‘Gold verkaufen, Bitcoin kaufen’: Cathie Wood signalisiert eine makroökonomische Rotation

Cathie Wood, CEO von ARK Invest, trifft eine mutige Entscheidung zur Vermögensallokation: Reduzierung der Goldexposition und Rotation in Bitcoin. Ihr Argument basiert nicht auf kurzfristigen Preisbewegungen, sondern auf Liquiditätsdynamiken, Versorgungsmechanismen und langfristigen technologischen Akzeptanztrends.

Wood sagt, dass Gold jetzt auf einer liquiditätsbereinigten Basis überdehnt aussieht, insbesondere wenn man es mit der globalen Geldmenge (M2) vergleicht.

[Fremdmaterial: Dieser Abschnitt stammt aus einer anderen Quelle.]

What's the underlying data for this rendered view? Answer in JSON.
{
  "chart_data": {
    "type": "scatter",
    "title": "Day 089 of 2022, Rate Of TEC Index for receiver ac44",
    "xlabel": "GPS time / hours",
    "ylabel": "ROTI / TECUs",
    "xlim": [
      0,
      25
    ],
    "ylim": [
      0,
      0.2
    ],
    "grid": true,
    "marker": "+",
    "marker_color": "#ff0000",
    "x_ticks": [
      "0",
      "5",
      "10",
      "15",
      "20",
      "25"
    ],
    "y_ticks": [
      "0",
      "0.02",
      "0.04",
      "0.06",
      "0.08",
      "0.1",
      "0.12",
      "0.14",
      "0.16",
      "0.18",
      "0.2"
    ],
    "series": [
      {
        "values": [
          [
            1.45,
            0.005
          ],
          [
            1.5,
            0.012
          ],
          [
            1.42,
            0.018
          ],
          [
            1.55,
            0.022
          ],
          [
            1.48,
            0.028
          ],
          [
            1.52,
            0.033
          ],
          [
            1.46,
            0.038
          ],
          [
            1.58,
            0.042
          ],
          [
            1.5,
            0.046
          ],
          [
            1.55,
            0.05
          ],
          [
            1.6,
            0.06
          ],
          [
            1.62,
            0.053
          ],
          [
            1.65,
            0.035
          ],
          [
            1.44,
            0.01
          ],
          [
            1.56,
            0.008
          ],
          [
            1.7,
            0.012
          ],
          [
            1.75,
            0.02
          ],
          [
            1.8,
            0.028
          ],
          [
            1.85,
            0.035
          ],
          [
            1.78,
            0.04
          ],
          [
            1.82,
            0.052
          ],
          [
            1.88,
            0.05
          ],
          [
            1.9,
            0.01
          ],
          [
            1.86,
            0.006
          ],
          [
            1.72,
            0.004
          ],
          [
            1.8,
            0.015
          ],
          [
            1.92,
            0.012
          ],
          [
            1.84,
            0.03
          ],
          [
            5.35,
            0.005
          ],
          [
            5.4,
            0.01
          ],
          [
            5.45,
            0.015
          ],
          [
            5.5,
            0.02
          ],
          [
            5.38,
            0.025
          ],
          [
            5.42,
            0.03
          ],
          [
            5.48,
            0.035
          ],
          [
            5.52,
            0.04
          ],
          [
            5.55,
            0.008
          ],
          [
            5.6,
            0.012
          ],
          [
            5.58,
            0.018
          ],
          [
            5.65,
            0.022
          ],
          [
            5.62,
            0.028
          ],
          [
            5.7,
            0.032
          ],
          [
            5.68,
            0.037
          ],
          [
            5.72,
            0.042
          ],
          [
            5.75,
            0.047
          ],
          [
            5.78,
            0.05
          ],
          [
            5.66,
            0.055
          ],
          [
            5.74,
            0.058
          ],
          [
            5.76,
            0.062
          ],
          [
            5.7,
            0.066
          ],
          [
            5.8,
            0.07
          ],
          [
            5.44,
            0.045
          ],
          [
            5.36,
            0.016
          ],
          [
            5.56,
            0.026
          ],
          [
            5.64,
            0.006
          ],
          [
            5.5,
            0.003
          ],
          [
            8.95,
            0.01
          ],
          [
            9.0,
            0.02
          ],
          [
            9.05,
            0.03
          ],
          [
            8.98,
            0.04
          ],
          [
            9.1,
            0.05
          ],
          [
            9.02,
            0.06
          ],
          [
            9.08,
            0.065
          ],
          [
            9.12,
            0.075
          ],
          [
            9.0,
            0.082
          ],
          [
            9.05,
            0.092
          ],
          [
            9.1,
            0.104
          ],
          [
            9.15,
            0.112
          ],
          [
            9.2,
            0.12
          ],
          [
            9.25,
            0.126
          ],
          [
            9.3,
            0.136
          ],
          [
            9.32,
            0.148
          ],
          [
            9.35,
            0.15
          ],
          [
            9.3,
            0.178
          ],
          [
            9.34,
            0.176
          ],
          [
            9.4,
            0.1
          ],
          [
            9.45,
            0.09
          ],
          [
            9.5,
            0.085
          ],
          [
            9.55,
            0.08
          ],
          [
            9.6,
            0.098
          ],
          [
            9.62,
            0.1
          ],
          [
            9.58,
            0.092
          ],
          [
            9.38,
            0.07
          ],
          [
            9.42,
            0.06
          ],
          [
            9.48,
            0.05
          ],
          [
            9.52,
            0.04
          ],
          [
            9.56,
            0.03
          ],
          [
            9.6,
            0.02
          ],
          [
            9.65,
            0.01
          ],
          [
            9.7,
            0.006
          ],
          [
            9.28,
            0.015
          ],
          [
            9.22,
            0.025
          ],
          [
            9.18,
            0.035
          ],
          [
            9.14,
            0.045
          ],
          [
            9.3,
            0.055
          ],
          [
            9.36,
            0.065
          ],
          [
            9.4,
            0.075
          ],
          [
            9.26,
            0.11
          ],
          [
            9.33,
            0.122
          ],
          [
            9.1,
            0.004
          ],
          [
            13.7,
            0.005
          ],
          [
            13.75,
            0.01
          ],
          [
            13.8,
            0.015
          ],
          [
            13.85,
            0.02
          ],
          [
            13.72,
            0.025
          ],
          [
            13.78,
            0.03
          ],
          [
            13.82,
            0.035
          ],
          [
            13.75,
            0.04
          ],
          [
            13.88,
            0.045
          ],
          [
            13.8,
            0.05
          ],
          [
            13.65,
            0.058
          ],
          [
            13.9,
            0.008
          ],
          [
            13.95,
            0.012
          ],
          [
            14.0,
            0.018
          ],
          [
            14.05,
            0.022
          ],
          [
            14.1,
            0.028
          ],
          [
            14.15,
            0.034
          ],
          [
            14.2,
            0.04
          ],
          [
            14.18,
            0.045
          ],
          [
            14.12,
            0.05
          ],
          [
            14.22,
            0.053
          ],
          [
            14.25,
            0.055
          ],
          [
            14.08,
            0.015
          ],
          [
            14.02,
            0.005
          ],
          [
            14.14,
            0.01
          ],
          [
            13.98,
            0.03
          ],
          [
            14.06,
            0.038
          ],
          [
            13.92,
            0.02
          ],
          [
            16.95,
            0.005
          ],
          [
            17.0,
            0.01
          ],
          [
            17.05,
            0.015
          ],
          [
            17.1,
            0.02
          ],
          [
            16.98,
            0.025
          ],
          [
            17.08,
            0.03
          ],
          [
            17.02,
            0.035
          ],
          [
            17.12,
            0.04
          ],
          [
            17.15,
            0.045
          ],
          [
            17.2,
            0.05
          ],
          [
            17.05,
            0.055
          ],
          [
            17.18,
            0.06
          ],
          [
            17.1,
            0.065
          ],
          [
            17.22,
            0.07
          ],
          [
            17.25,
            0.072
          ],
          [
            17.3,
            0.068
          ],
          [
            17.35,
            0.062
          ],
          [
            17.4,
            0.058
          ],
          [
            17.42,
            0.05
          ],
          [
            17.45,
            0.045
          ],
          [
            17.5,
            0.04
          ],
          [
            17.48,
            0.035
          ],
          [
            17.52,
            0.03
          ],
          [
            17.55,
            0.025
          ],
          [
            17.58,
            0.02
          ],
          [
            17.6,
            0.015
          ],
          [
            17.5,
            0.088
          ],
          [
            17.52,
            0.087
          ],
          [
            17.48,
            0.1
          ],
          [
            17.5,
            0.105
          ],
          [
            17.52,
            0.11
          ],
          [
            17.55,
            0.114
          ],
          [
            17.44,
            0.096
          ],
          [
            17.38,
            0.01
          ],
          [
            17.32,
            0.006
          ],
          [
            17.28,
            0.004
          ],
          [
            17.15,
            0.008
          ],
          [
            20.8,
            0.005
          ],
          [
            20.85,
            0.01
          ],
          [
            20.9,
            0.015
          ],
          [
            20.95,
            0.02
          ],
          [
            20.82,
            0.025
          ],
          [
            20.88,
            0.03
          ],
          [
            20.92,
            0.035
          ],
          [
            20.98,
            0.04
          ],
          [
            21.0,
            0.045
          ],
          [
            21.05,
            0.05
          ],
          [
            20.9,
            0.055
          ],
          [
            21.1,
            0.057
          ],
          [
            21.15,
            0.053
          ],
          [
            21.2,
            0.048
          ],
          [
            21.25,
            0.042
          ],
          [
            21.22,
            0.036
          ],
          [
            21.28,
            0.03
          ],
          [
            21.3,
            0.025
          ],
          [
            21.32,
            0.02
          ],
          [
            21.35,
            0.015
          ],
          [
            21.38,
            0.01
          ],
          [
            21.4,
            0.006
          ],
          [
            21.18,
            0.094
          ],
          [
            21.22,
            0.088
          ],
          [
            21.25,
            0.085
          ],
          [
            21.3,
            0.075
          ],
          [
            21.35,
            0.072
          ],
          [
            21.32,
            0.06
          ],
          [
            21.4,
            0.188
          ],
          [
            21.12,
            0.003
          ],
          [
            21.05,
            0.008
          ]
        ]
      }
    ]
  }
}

Historisch gesehen sind extreme Werte in Gold-zu-Liquiditäts-Verhältnissen in der Nähe wichtiger makroökonomischer Wendepunkte aufgetreten, nicht während anhaltender Wachstumsphasen. Ihrer Ansicht nach spiegelt die jüngste Stärke von Gold eine defensive Positionierung wider, nicht zukünftige Aufwärtsbewegungen.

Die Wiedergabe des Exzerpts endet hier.